Nadal wystraszony Burke nie wahał się długo. To samo następnie spotkało jego sfatygowaną kurtkę i po chwili chemik nie za bardzo wiedząc co z sobą zrobić stał i obserwował przez kilka minut jak nieznajomy pobieżnie studiuje jego ekwipunek wyjmując każdy z przedmiotów i sprawdzając jego użyteczność. Nad apteczką nie zastanawiał się długo. Szybko rzucił w kierunku swoich szpargałów. Na koniec podszedł do Prosta i wcisnął mu w ręce przetrząśnięte klamoty. Chemik jednak nie patrzył na nie, tylko na twarz nieznajomego, która z tej odległości była już doskonale widoczna.
- Z miasta, co kolego? - zaśmiał się, a widoczne na jego twarzy mięśnie zadrżały jak struny – Nie odpowiadaj.

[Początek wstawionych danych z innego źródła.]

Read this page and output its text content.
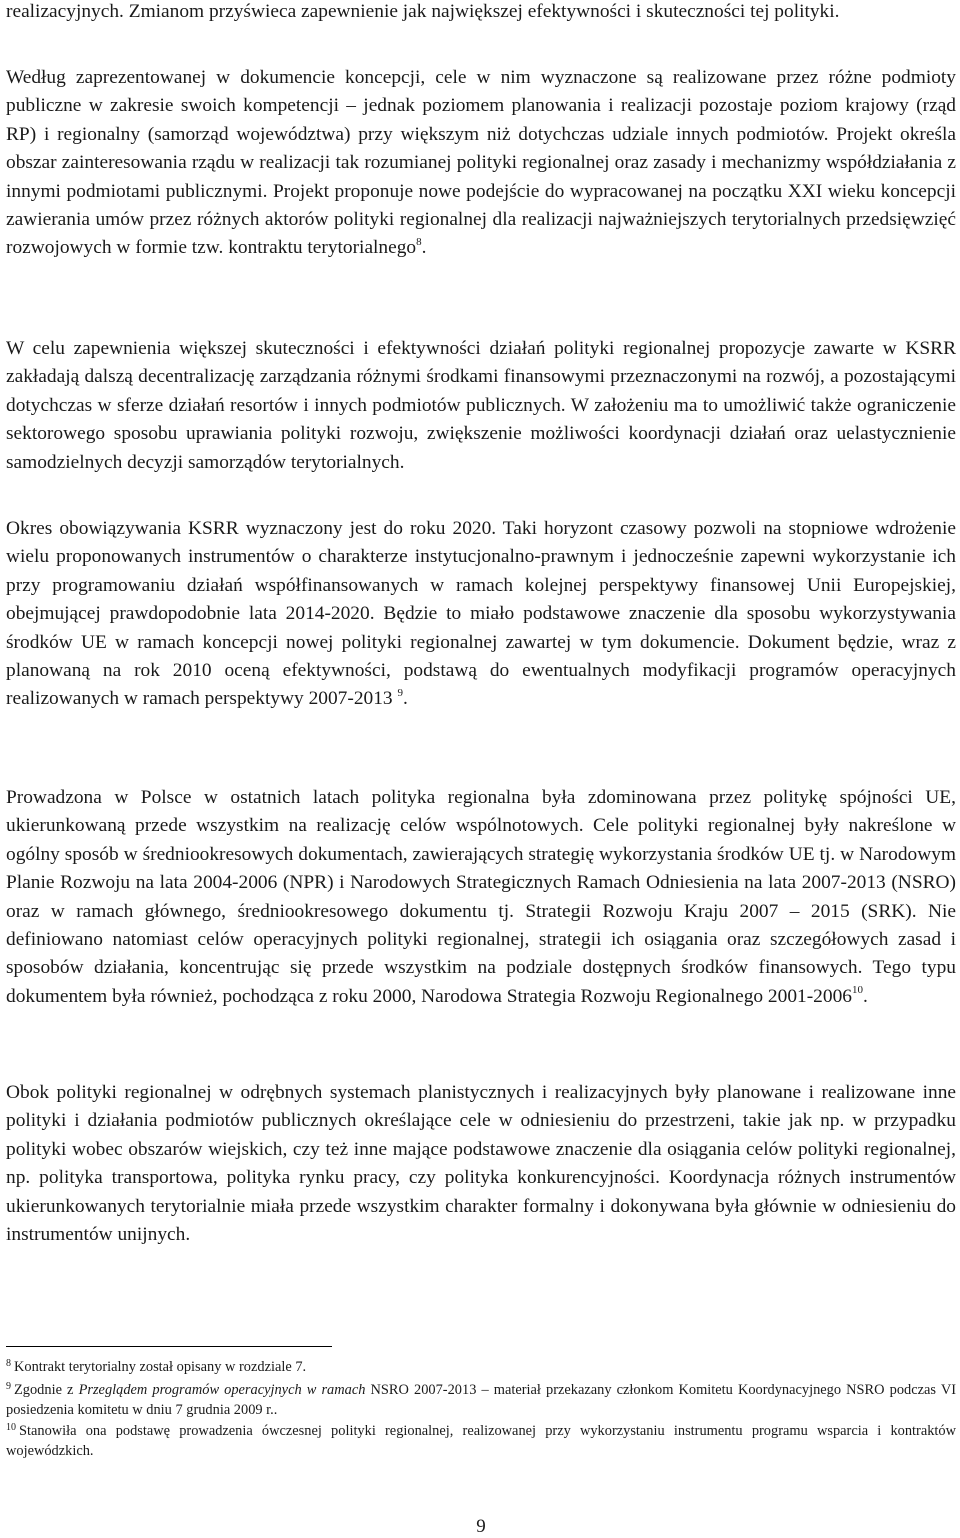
realizacyjnych. Zmianom przyświeca zapewnienie jak największej efektywności i skuteczności tej polityki.

Według zaprezentowanej w dokumencie koncepcji, cele w nim wyznaczone są realizowane przez różne podmioty publiczne w zakresie swoich kompetencji – jednak poziomem planowania i realizacji pozostaje poziom krajowy (rząd RP) i regionalny (samorząd województwa) przy większym niż dotychczas udziale innych podmiotów. Projekt określa obszar zainteresowania rządu w realizacji tak rozumianej polityki regionalnej oraz zasady i mechanizmy współdziałania z innymi podmiotami publicznymi. Projekt proponuje nowe podejście do wypracowanej na początku XXI wieku koncepcji zawierania umów przez różnych aktorów polityki regionalnej dla realizacji najważniejszych terytorialnych przedsięwzięć rozwojowych w formie tzw. kontraktu terytorialnego$^8$.

W celu zapewnienia większej skuteczności i efektywności działań polityki regionalnej propozycje zawarte w KSRR zakładają dalszą decentralizację zarządzania różnymi środkami finansowymi przeznaczonymi na rozwój, a pozostającymi dotychczas w sferze działań resortów i innych podmiotów publicznych. W założeniu ma to umożliwić także ograniczenie sektorowego sposobu uprawiania polityki rozwoju, zwiększenie możliwości koordynacji działań oraz uelastycznienie samodzielnych decyzji samorządów terytorialnych.

Okres obowiązywania KSRR wyznaczony jest do roku 2020. Taki horyzont czasowy pozwoli na stopniowe wdrożenie wielu proponowanych instrumentów o charakterze instytucjonalno-prawnym i jednocześnie zapewni wykorzystanie ich przy programowaniu działań współfinansowanych w ramach kolejnej perspektywy finansowej Unii Europejskiej, obejmującej prawdopodobnie lata 2014-2020. Będzie to miało podstawowe znaczenie dla sposobu wykorzystywania środków UE w ramach koncepcji nowej polityki regionalnej zawartej w tym dokumencie. Dokument będzie, wraz z planowaną na rok 2010 oceną efektywności, podstawą do ewentualnych modyfikacji programów operacyjnych realizowanych w ramach perspektywy 2007-2013 $^9$.

Prowadzona w Polsce w ostatnich latach polityka regionalna była zdominowana przez politykę spójności UE, ukierunkowaną przede wszystkim na realizację celów wspólnotowych. Cele polityki regionalnej były nakreślone w ogólny sposób w średniookresowych dokumentach, zawierających strategię wykorzystania środków UE tj. w Narodowym Planie Rozwoju na lata 2004-2006 (NPR) i Narodowych Strategicznych Ramach Odniesienia na lata 2007-2013 (NSRO) oraz w ramach głównego, średniookresowego dokumentu tj. Strategii Rozwoju Kraju 2007 – 2015 (SRK). Nie definiowano natomiast celów operacyjnych polityki regionalnej, strategii ich osiągania oraz szczegółowych zasad i sposobów działania, koncentrując się przede wszystkim na podziale dostępnych środków finansowych. Tego typu dokumentem była również, pochodząca z roku 2000, Narodowa Strategia Rozwoju Regionalnego 2001-2006$^{10}$.

Obok polityki regionalnej w odrębnych systemach planistycznych i realizacyjnych były planowane i realizowane inne polityki i działania podmiotów publicznych określające cele w odniesieniu do przestrzeni, takie jak np. w przypadku polityki wobec obszarów wiejskich, czy też inne mające podstawowe znaczenie dla osiągania celów polityki regionalnej, np. polityka transportowa, polityka rynku pracy, czy polityka konkurencyjności. Koordynacja różnych instrumentów ukierunkowanych terytorialnie miała przede wszystkim charakter formalny i dokonywana była głównie w odniesieniu do instrumentów unijnych.

$^8$ Kontrakt terytorialny został opisany w rozdziale 7.

$^9$ Zgodnie z Przeglądem programów operacyjnych w ramach NSRO 2007-2013 – materiał przekazany członkom Komitetu Koordynacyjnego NSRO podczas VI posiedzenia komitetu w dniu 7 grudnia 2009 r..

$^{10}$ Stanowiła ona podstawę prowadzenia ówczesnej polityki regionalnej, realizowanej przy wykorzystaniu instrumentu programu wsparcia i kontraktów wojewódzkich.

9
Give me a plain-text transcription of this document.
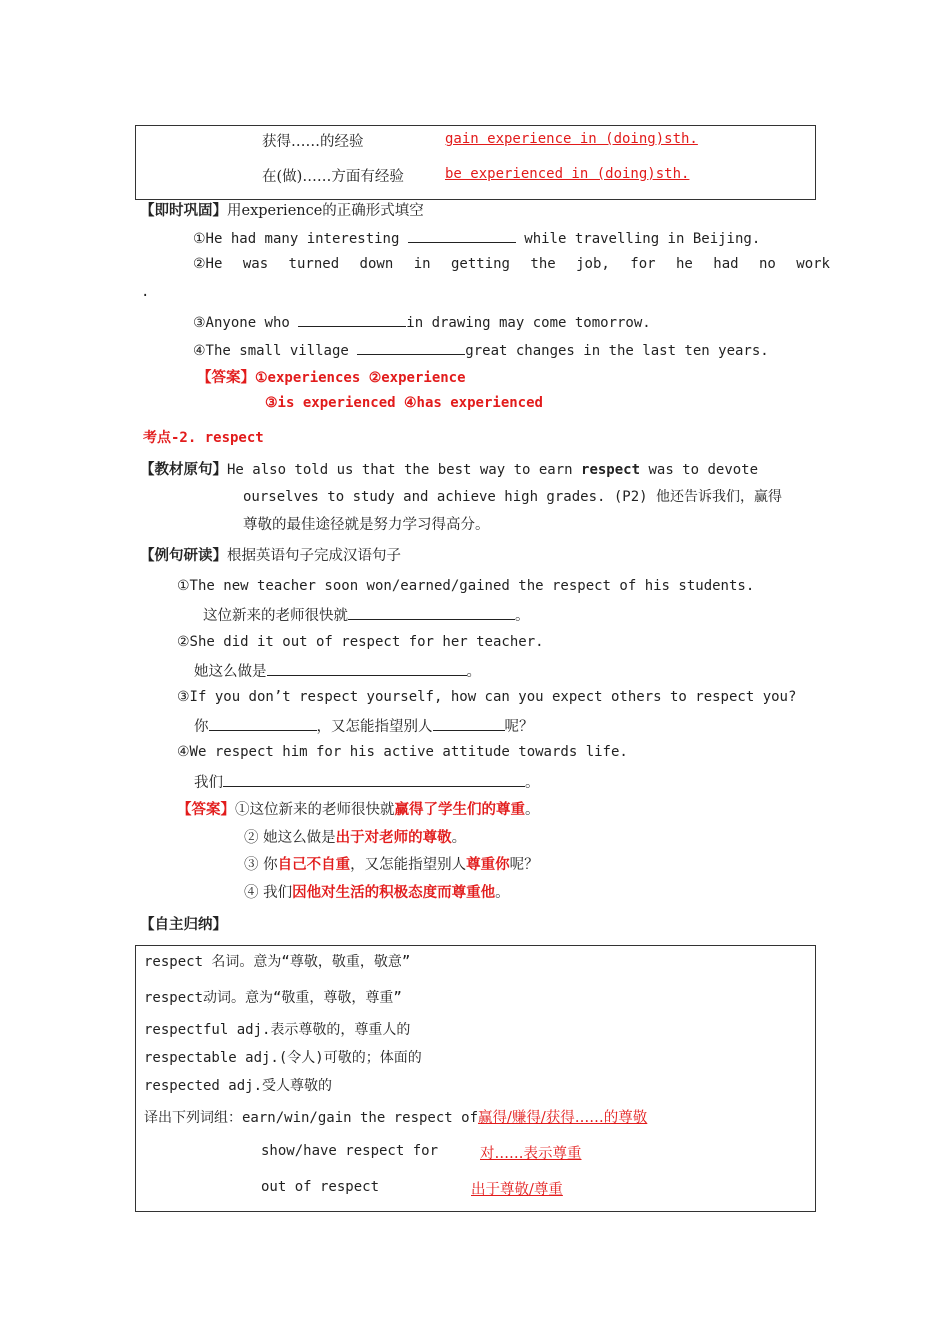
获得……的经验	gain experience in (doing)sth.
在(做)……方面有经验	be experienced in (doing)sth.
【即时巩固】用experience的正确形式填空
①He had many interesting	while travelling in Beijing.
②He was turned down in getting the job, for he had no work
.
③Anyone who	in drawing may come tomorrow.
④The small village	great changes in the last ten years.
【答案】①experiences ②experience
③is experienced ④has experienced
考点-2. respect
【教材原句】He also told us that the best way to earn respect was to devote
ourselves to study and achieve high grades. (P2) 他还告诉我们，赢得
尊敬的最佳途径就是努力学习得高分。
【例句研读】根据英语句子完成汉语句子
①The new teacher soon won/earned/gained the respect of his students.
这位新来的老师很快就	。
②She did it out of respect for her teacher.
她这么做是	。
③If you don’t respect yourself, how can you expect others to respect you?
你	，又怎能指望别人	呢？
④We respect him for his active attitude towards life.
我们	。
【答案】①这位新来的老师很快就赢得了学生们的尊重。
② 她这么做是出于对老师的尊敬。
③ 你自己不自重，又怎能指望别人尊重你呢？
④ 我们因他对生活的积极态度而尊重他。
【自主归纳】
respect 名词。意为“尊敬，敬重，敬意”
respect动词。意为“敬重，尊敬，尊重”
respectful adj.表示尊敬的，尊重人的
respectable adj.(令人)可敬的；体面的
respected adj.受人尊敬的
译出下列词组：earn/win/gain the respect of赢得/赚得/获得……的尊敬
show/have respect for	对……表示尊重
out of respect	出于尊敬/尊重
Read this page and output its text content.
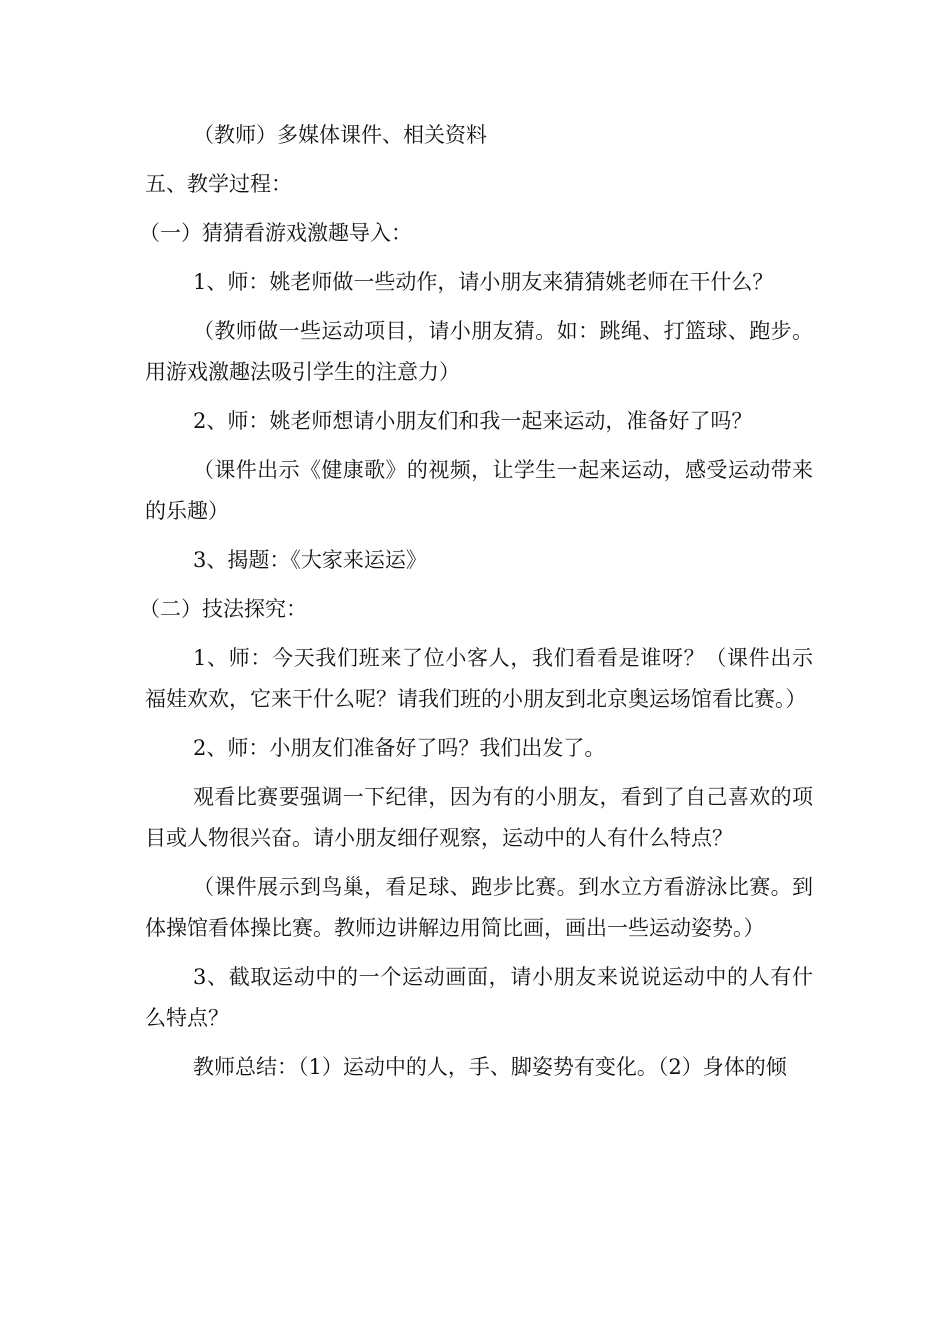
（教师）多媒体课件、相关资料

五、教学过程：

（一）猜猜看游戏激趣导入：

1、师：姚老师做一些动作，请小朋友来猜猜姚老师在干什么？

（教师做一些运动项目，请小朋友猜。如：跳绳、打篮球、跑步。用游戏激趣法吸引学生的注意力）

2、师：姚老师想请小朋友们和我一起来运动，准备好了吗？

（课件出示《健康歌》的视频，让学生一起来运动，感受运动带来的乐趣）

3、揭题：《大家来运运》

（二）技法探究：

1、师：今天我们班来了位小客人，我们看看是谁呀？（课件出示福娃欢欢，它来干什么呢？请我们班的小朋友到北京奥运场馆看比赛。）

2、师：小朋友们准备好了吗？我们出发了。

观看比赛要强调一下纪律，因为有的小朋友，看到了自己喜欢的项目或人物很兴奋。请小朋友细仔观察，运动中的人有什么特点？

（课件展示到鸟巢，看足球、跑步比赛。到水立方看游泳比赛。到体操馆看体操比赛。教师边讲解边用简比画，画出一些运动姿势。）

3、截取运动中的一个运动画面，请小朋友来说说运动中的人有什么特点？

教师总结：（1）运动中的人，手、脚姿势有变化。（2）身体的倾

Pewnie, że z miasta. I twoje szczęście. Inaczej pewnie musiałbym cię zabić. No, ale przyszedłeś do mnie zapewne nie po to by wprosić się na zupę, co?
Znów parsknął spoglądając na trupa. Potem odwrócił się i wrócił na swoje miejsce pod skalną ścianą.
- Czego chcesz?

***

Mitch nie rezygnował z raz powziętej decyzji. Nie spodziewał się jednak, że przyjdzie mu wyruszać samotnie. Zaproponował podróż wszystkim tym osobom, z którymi mógłby chcieć wyruszyć. Ku jego rozczarowaniu, bezskutecznie. Bluff nadal lizało swoje rany. A rany mimo iż z pozoru nieduże, spowodowały coś znacznie bardziej dotkliwego. Nadzieja, której zawsze tak bardzo brakuje na pustkowiach, a dzięki której życie się toczy, została poważnie nadszarpnięta. Jej brak zachwiał codziennym życiem. Po stracie jaką poniosło wiele rodzin, ludzie byli przybici. Doszło do wielu kłótni, podziałów zdań, paru bójek i kilku rozstań. Niektórzy się wahali. Inni czekali biernie na to co przyniesie jutro. Jeszcze inni, by zająć czymś myśli, oddawali się niekończącej się pracy. I tak Rufus stworzył w końcu stworzył swoje pierwsze dzieło – owoc najnowszego pomysłu... Nie było ono co prawda podobne do żadnego znanego mieszkańcom Bluff naczynia, ale bez wątpienia było zrobione z ozdobionego pęcherzykami powietrza, prawdziwego szkła. Od tego też momentu nawet Issa miała problem z porozumieniem się jakoś z ekscentrycznym naukowcem. Hutnicza konstrukcja, jako jedna z nielicznych w Bluff, działała pełną parą.
Mitch uznał więc, że najlepiej będzie te parę dni poświęcić na dalsze przygotowania licząc, że dojdzie ktoś chętny do wyprawy do Alice.

***

Viggo wyruszył na południe nim jeszcze całkiem ozdrowiał. Chciał odnaleźć tych, którzy ruszyli za porwanymi, a miał nadzieję, że nim stracą ślad, znajdą coś istotnego. Chciał wiedzieć o tym czym prędzej...
Tym razem jednak wyruszył z samym tylko Skurwielem. Bez pożegnania z Issą, której bolesne spojrzenie odprowadzało go póki nie zniknął gdzieś pośród południowych pastwisk. Szwed prowadził. Pies miał tym razem problem ze zlokalizowaniem tropu. Bardzo możliwe, że upłynęło zbyt dużo czasu od przejścia poprzedniej czwórki, a burza nieswoistych dla pustkowi zapachów jaka towarzyszyła Bluff wcale mu nie ułatwiała. Viggo miał więc nadzieję, że pies coś zwęszy gdy się oddalą nieco poza zasięg pastwisk, które rozpościerały się po całej niecce. Następnego dnia Skurwiel złapał trop. Ruszyli więc szybciej. Wschodni wiatr przyjemnie owiewał twarz Szweda sprawiając, że żar przestawał być aż tak dokuczliwy.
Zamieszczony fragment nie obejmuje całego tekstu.